As the southern independence dream and the UAE’s ambitious designs in Yemen continue to be ignored, the peace process which the Stockholm Agreement aims to constitute is unlikely.

The UN-backed Stockholm Agreement provided hope for Yemen. With each passing day, this hope is receding, and the mission is moving away from its promise largely because of the issues that have been ignored in the south of Yemen.

The situation in the country has been described as one of the worst humanitarian crises in the world by the United Nations. The Stockholm Agreement is aimed at ending the hostilities between the Yemeni government and the Houthi rebels while securing a humanitarian corridor through the port of Hodeidah.

Since the decision was announced in December 2018, several attempts to provide humanitarian assistance have been made. As a first phase of the agreement, the rebels were expected to pull out of Hodeidah on February 25, however it has been delayed. The Houthis’ withdrawal is a crucial step for political negotiations to enter the next phase. On the other hand, this development seems to increase the political temperature of the region due to issues in the South of Yemen.

The presence of the Southern Transition Council (STC), a 26-member group which declared an independent South Yemen in 2017 under the leadership of Aden’s former governor Aidarus al Zoubaidi, is a significant part of the story.

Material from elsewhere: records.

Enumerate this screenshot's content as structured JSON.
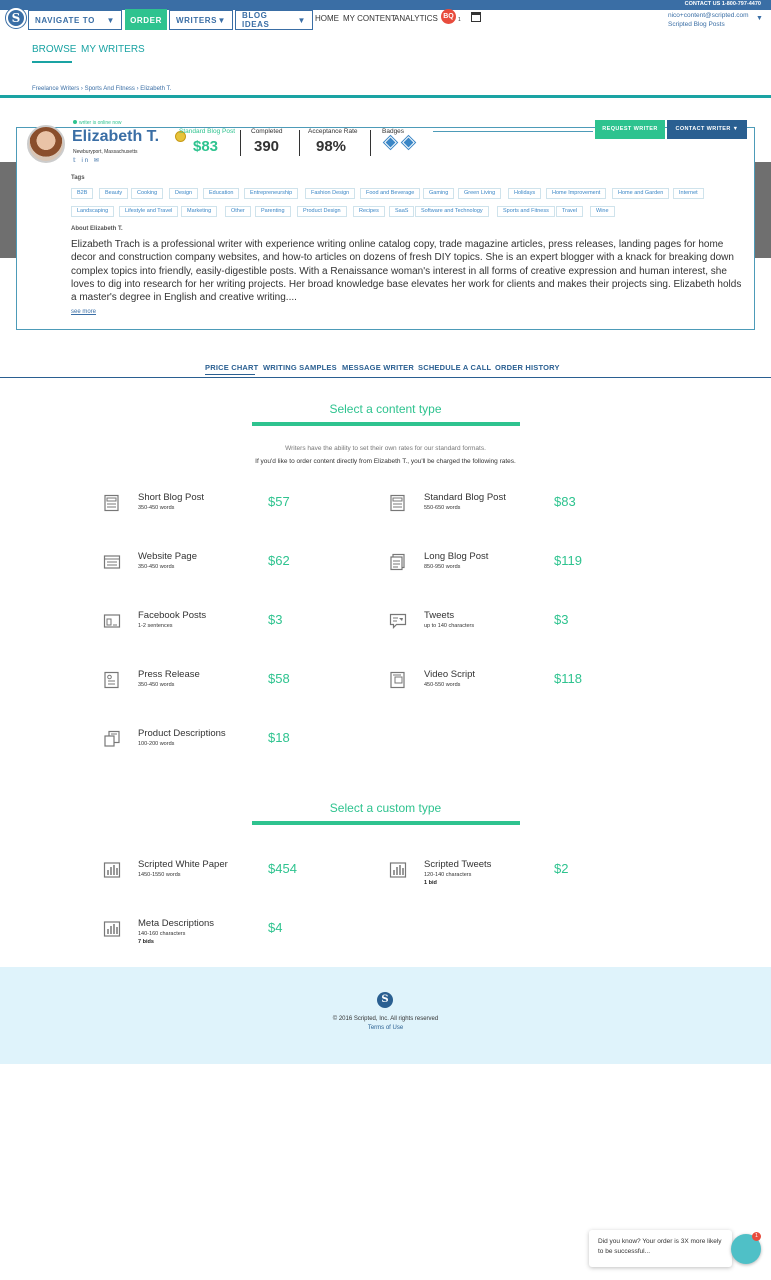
{
  "header": {
    "contact_us": "CONTACT US 1-800-797-4470",
    "logo": "S",
    "navigate_to": "NAVIGATE TO",
    "order": "ORDER",
    "writers": "WRITERS",
    "blog_ideas": "BLOG IDEAS",
    "links": [
      "HOME",
      "MY CONTENT",
      "ANALYTICS"
    ],
    "notif_icon_text": "BQ",
    "notif_count": "1",
    "user_email": "nico+content@scripted.com",
    "user_plan": "Scripted Blog Posts"
  },
  "browse_tabs": [
    "BROWSE",
    "MY WRITERS"
  ],
  "breadcrumb": "Freelance Writers › Sports And Fitness › Elizabeth T.",
  "profile": {
    "online": "writer is online now",
    "name": "Elizabeth T.",
    "location": "Newburyport, Massachusetts",
    "socials": "𝕥 in ✉",
    "stats": {
      "standard_label": "Standard Blog Post",
      "standard_value": "$83",
      "completed_label": "Completed",
      "completed_value": "390",
      "acceptance_label": "Acceptance Rate",
      "acceptance_value": "98%",
      "badges_label": "Badges"
    },
    "request_writer": "REQUEST WRITER",
    "contact_writer": "CONTACT WRITER ▼",
    "tags_title": "Tags",
    "tags_row1": [
      "B2B",
      "Beauty",
      "Cooking",
      "Design",
      "Education",
      "Entrepreneurship",
      "Fashion Design",
      "Food and Beverage",
      "Gaming",
      "Green Living",
      "Holidays",
      "Home Improvement",
      "Home and Garden",
      "Internet"
    ],
    "tags_row2": [
      "Landscaping",
      "Lifestyle and Travel",
      "Marketing",
      "Other",
      "Parenting",
      "Product Design",
      "Recipes",
      "SaaS",
      "Software and Technology",
      "Sports and Fitness",
      "Travel",
      "Wine"
    ],
    "about_title": "About Elizabeth T.",
    "about_text": "Elizabeth Trach is a professional writer with experience writing online catalog copy, trade magazine articles, press releases, landing pages for home decor and construction company websites, and how-to articles on dozens of fresh DIY topics. She is an expert blogger with a knack for breaking down complex topics into friendly, easily-digestible posts. With a Renaissance woman's interest in all forms of creative expression and human interest, she loves to dig into research for her writing projects. Her broad knowledge base elevates her work for clients and makes their projects sing. Elizabeth holds a master's degree in English and creative writing....",
    "see_more": "see more"
  },
  "subtabs": [
    "PRICE CHART",
    "WRITING SAMPLES",
    "MESSAGE WRITER",
    "SCHEDULE A CALL",
    "ORDER HISTORY"
  ],
  "content_section": {
    "title": "Select a content type",
    "info1": "Writers have the ability to set their own rates for our standard formats.",
    "info2": "If you'd like to order content directly from Elizabeth T., you'll be charged the following rates.",
    "items": [
      {
        "name": "Short Blog Post",
        "sub": "350-450 words",
        "price": "$57",
        "icon": "blog-post-icon"
      },
      {
        "name": "Standard Blog Post",
        "sub": "550-650 words",
        "price": "$83",
        "icon": "blog-post-icon"
      },
      {
        "name": "Website Page",
        "sub": "350-450 words",
        "price": "$62",
        "icon": "website-page-icon"
      },
      {
        "name": "Long Blog Post",
        "sub": "850-950 words",
        "price": "$119",
        "icon": "long-post-icon"
      },
      {
        "name": "Facebook Posts",
        "sub": "1-2 sentences",
        "price": "$3",
        "icon": "facebook-icon"
      },
      {
        "name": "Tweets",
        "sub": "up to 140 characters",
        "price": "$3",
        "icon": "tweet-icon"
      },
      {
        "name": "Press Release",
        "sub": "350-450 words",
        "price": "$58",
        "icon": "press-release-icon"
      },
      {
        "name": "Video Script",
        "sub": "450-550 words",
        "price": "$118",
        "icon": "video-script-icon"
      },
      {
        "name": "Product Descriptions",
        "sub": "100-200 words",
        "price": "$18",
        "icon": "product-description-icon"
      }
    ]
  },
  "custom_section": {
    "title": "Select a custom type",
    "items": [
      {
        "name": "Scripted White Paper",
        "sub": "1450-1550 words",
        "bids": "",
        "price": "$454",
        "icon": "bar-chart-icon"
      },
      {
        "name": "Scripted Tweets",
        "sub": "120-140 characters",
        "bids": "1 bid",
        "price": "$2",
        "icon": "bar-chart-icon"
      },
      {
        "name": "Meta Descriptions",
        "sub": "140-160 characters",
        "bids": "7 bids",
        "price": "$4",
        "icon": "bar-chart-icon"
      }
    ]
  },
  "footer": {
    "logo": "S",
    "copyright": "© 2016 Scripted, Inc. All rights reserved",
    "terms": "Terms of Use"
  },
  "chat": {
    "message": "Did you know? Your order is 3X more likely to be successful...",
    "badge": "1"
  },
  "colors": {
    "brand_blue": "#3a6ea5",
    "accent_green": "#2ec38f",
    "teal": "#1aa3a3",
    "footer_bg": "#dff3fb"
  }
}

Southern forces, backed by the UAE, took a leading role in the battle, however, STC’s exclusion from the Yemen peace talks has created anger among them. Zoubaidi stated that if the UN is not interested in addressing the southern question, the STC will defend their own land.

For the government of President Abdrabbuh Mansur Hadi, the participation of the STC is intolerable as their attendance means the government’s approval of the group’s legitimacy. Besides, the acceptance of STC into the talks may increase the demands of other groups.

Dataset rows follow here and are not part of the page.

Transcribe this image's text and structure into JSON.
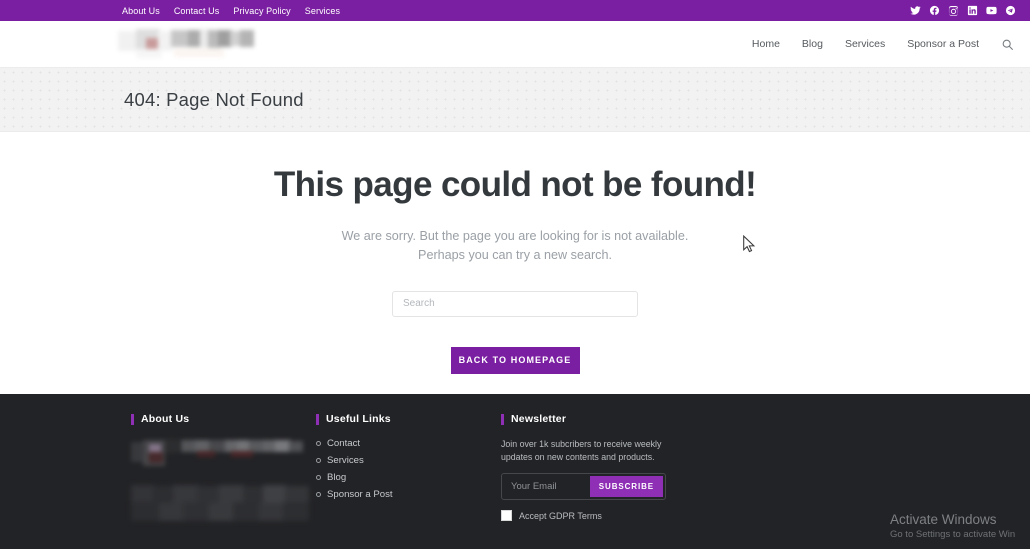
{
  "topbar": {
    "links": [
      {
        "label": "About Us"
      },
      {
        "label": "Contact Us"
      },
      {
        "label": "Privacy Policy"
      },
      {
        "label": "Services"
      }
    ],
    "social": [
      {
        "name": "twitter-icon"
      },
      {
        "name": "facebook-icon"
      },
      {
        "name": "instagram-icon"
      },
      {
        "name": "linkedin-icon"
      },
      {
        "name": "youtube-icon"
      },
      {
        "name": "telegram-icon"
      }
    ],
    "background_color": "#7B1FA2"
  },
  "header": {
    "nav": [
      {
        "label": "Home"
      },
      {
        "label": "Blog"
      },
      {
        "label": "Services"
      },
      {
        "label": "Sponsor a Post"
      }
    ],
    "search_icon": "search-icon"
  },
  "banner": {
    "title": "404: Page Not Found"
  },
  "main": {
    "heading": "This page could not be found!",
    "subtext_line1": "We are sorry. But the page you are looking for is not available.",
    "subtext_line2": "Perhaps you can try a new search.",
    "search_placeholder": "Search",
    "search_value": "",
    "home_button": "BACK TO HOMEPAGE",
    "accent_color": "#7B1FA2"
  },
  "footer": {
    "about": {
      "title": "About Us"
    },
    "useful_links": {
      "title": "Useful Links",
      "items": [
        {
          "label": "Contact"
        },
        {
          "label": "Services"
        },
        {
          "label": "Blog"
        },
        {
          "label": "Sponsor a Post"
        }
      ]
    },
    "newsletter": {
      "title": "Newsletter",
      "description": "Join over 1k subcribers to receive weekly updates on new contents and products.",
      "email_placeholder": "Your Email",
      "email_value": "",
      "subscribe_label": "SUBSCRIBE",
      "gdpr_label": "Accept GDPR Terms",
      "gdpr_checked": false
    },
    "background_color": "#222326",
    "accent_color": "#8E2FB5"
  },
  "watermark": {
    "line1": "Activate Windows",
    "line2": "Go to Settings to activate Win"
  }
}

The STC’s national assembly meeting held in Hadramout between February 16 and 17 was seen as a huge success by the general secretariat of the STC, Ahmed Hamid Lamlas. The assembly suggested the STC will take all measures to stop the actions of the “corrupt government” which it accuses of disturbing the security, stability and social peace of the south.

The assembly also proposed continuing to open up positive communication channels with the international community, particularly the UN-led peace talks, in order to urge them to respond to the southern right to establish a free independent state. On the other hand, they offered to revive the relationship with Hadi to serve the interests of the southern cause.

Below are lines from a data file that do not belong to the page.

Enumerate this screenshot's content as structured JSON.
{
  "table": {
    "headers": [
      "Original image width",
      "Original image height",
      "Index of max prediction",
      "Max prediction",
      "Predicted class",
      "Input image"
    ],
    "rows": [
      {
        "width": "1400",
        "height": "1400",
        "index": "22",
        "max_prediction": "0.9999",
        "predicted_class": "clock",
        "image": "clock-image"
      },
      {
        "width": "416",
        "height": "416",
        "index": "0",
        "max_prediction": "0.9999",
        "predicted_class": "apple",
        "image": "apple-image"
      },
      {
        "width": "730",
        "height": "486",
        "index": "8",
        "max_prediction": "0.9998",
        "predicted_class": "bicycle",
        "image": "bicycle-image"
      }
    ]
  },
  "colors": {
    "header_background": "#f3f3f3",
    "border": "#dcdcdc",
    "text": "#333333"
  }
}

These decisions can be seen as a challenge to the negotiation process of the UN. As southern grievances grow every day, they jeopardise the future of other steps in the peace process in Yemen. Even if the decision of redeployment becomes successful, this may pave the way for the well-equipped southern forces to return to Aden and start a new conflict zone against government forces.

While the southern forces are on the ground with support from the UAE, the Emirates will pursue their regional designs. Since the Saudi-led coalition’s operation to liberate Aden from Houthi rebels in 2015, Abu Dhabi has taken control of the southern part of the country. Yemen’s Unesco-protected Socotra island has turned into the UAE’s military base, which created tensions with its so-called ally in the Hadi government coalition.

Due to the UAE’s aggressive policies in the south, the primary purpose of the Saudi-led coalition, to restore the Hadi government and bring peace and stability in Yemen, has already failed. Even though Abu Dhabi is still part of the coalition on paper, it seems to have moved away from the mission as it tries to control strategic parts of the country. In addition to this, Riyadh’s stance and muteness to what Abu Dhabi has done verifies the flawed structure of the coalition. On the other hand, Abu Dhabi portrays itself as a ‘stabilising’ force in Yemen, despite its so-called stabilising policies bringing growing internal divisions among different groups.

Under these conditions, the Yemen peace talks are likely to create a new crisis and conflict rather than bringing peace. By focusing on the Houthi rebels only, the UN seems to turn a blind eye to the southern question.

It’s not an easy task for the UN as it is just at the beginning of the long path. Nevertheless, if the policymakers seek success and pursue further initiatives regarding the peace process in Yemen, they should pay attention to the demands of the STC, and take the southern question into consideration. Time is running out for Yemen as more people suffer each day, and the country is on the verge of the division thanks to separatist movements and the ambitious policies of regional actors.